Sorry, this thread's "topic" is getting kind of thin; it's getting hard for me to keep track of all the points of inquiry flying around.
I would agree that the AIs timeliness of punishing consistent, long-term poor economy by the human is not in a good shape right now. Yea, the AI may punish you "eventually" on higher difficulty levels for that, but "eventually" is not good enough.
The challenge is, how can this be made more timely without violating the "player has the most say over the pace" design objective?
EDIT: This isn't the same as punishing short-term mistakes (like fleet wipes or excessive guard freeing), as the player instigates those against the AI in a direct fashion. This is about punishing something that doesn't touch the AI directly, which is much trickier to do, especially in an asymmetric system like AI War's.
Maybe
partially compromise at that objective at higher difficulty levels? Maybe at like 9-10, the ratio is more like "Pace is 60% determined by the player, 40% determined by the AI" or something like that?
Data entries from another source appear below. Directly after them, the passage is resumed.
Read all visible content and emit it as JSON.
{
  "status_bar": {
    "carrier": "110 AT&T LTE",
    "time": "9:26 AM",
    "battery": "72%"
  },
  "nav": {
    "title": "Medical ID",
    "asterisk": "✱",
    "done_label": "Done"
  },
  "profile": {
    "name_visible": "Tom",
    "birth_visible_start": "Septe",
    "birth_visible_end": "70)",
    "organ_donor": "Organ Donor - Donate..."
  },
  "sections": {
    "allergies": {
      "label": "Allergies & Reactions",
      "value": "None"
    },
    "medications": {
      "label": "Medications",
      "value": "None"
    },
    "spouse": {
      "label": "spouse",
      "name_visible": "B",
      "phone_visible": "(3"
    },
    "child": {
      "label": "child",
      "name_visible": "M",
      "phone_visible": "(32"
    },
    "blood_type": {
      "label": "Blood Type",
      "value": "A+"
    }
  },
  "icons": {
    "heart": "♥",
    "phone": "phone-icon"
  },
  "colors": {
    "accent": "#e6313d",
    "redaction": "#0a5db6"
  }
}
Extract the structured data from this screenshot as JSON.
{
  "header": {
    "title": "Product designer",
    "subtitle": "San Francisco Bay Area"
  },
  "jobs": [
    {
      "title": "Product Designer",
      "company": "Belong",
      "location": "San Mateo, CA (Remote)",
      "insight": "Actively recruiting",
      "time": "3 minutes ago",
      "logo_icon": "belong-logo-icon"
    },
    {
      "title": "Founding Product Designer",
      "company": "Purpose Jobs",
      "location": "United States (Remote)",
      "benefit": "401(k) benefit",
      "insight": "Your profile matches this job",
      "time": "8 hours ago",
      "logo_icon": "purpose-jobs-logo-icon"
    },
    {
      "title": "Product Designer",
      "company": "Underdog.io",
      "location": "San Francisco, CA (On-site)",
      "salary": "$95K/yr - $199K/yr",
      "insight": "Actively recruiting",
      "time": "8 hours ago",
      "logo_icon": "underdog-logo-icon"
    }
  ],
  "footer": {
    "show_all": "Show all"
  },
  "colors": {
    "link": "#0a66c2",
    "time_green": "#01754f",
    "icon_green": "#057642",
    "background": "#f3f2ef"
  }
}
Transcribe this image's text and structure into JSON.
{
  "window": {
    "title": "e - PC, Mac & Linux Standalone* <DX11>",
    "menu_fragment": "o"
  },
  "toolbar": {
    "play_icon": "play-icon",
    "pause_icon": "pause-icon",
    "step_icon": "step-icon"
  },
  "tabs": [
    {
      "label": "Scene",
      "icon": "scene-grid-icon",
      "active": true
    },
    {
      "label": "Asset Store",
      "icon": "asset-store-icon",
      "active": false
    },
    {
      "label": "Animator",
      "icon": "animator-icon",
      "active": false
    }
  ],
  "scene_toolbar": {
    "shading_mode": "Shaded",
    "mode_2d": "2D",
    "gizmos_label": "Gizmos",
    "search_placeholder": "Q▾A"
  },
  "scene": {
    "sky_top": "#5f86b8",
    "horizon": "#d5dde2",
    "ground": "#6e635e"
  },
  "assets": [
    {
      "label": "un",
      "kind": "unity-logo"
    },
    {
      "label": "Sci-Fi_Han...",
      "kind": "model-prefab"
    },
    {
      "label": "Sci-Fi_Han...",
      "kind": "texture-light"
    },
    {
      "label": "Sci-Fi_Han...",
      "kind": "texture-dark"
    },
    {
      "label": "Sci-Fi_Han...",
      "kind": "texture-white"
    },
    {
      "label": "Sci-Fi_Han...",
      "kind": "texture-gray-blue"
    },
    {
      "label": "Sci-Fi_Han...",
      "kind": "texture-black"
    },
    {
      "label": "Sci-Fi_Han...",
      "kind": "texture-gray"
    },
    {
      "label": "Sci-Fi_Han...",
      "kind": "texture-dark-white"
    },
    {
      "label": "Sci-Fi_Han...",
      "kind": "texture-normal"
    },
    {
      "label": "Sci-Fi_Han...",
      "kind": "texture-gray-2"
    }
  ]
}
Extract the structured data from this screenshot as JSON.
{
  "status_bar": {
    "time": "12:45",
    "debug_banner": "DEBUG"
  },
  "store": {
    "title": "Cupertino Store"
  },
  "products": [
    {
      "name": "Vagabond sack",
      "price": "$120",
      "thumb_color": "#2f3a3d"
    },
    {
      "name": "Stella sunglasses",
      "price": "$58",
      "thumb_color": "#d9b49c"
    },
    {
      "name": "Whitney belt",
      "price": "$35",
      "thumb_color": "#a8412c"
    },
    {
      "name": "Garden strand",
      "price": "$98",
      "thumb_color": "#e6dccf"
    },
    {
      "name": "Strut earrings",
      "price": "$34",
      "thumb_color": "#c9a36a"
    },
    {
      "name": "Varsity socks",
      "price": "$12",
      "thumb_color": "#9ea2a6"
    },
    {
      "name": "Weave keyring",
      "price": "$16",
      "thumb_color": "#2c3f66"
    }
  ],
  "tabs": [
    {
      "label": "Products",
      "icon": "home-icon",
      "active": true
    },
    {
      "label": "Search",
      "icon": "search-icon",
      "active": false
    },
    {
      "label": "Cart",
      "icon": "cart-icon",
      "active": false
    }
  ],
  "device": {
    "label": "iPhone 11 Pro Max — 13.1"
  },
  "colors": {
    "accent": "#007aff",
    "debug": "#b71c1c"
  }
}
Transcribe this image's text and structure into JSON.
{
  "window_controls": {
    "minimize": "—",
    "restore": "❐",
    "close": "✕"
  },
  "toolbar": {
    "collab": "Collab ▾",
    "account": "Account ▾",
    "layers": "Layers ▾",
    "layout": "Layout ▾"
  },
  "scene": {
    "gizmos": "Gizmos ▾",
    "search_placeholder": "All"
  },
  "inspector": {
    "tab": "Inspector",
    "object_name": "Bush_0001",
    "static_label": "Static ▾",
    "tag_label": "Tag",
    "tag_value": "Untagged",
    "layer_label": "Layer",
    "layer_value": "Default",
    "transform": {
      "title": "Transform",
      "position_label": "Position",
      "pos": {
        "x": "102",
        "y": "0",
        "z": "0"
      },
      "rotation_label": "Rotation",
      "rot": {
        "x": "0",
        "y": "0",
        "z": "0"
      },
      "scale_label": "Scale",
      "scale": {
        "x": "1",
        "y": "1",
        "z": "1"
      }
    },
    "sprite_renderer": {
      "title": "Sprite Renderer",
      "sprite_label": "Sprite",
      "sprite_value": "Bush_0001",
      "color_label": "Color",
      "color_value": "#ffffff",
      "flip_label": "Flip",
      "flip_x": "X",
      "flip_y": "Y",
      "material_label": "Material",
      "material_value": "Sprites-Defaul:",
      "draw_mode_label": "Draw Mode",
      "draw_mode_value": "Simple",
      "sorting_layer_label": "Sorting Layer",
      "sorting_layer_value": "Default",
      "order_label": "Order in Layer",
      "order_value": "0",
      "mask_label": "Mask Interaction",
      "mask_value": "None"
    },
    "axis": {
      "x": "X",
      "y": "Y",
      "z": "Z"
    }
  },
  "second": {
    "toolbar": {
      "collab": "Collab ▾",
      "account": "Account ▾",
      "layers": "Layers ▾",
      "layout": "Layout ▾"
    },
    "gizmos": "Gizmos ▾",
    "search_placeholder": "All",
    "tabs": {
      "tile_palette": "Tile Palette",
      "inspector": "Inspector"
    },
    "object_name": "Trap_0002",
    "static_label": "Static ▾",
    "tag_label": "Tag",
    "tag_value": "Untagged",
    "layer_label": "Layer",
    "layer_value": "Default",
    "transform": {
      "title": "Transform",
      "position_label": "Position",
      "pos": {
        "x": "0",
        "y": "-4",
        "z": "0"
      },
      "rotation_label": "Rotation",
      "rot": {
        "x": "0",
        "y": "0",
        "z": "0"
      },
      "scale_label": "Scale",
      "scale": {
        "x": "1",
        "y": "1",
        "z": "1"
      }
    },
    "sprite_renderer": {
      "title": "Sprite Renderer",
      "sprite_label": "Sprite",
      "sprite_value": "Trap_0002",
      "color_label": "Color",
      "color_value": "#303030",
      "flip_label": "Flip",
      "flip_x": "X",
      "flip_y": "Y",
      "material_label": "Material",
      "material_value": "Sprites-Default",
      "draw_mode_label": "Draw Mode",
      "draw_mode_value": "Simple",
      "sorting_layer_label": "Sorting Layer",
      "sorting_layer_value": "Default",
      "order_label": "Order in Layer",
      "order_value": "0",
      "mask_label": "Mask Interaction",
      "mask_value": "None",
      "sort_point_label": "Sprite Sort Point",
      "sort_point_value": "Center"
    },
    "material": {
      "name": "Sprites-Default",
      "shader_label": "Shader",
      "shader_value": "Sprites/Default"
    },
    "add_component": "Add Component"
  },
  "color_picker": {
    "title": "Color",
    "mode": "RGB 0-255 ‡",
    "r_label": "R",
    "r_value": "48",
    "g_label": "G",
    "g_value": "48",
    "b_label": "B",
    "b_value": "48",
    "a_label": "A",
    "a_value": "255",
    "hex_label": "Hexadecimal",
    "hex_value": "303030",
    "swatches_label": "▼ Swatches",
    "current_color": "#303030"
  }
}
Maybe make some of the softer economic limits "harder" (like making your hard cap of energy lower unless you take more planets, which does have a long term, very real cost that can't be defeated by waiting (AIP))
Also, I would like to see if your experiences right now would still hold if sniper and especially spider turrets are brought back into balance, as I think right now they are OP (spiders especially).
If that makes the AIs intended "pressures" to the human back to the intended level of "scariness", maybe further big changes aren't needed.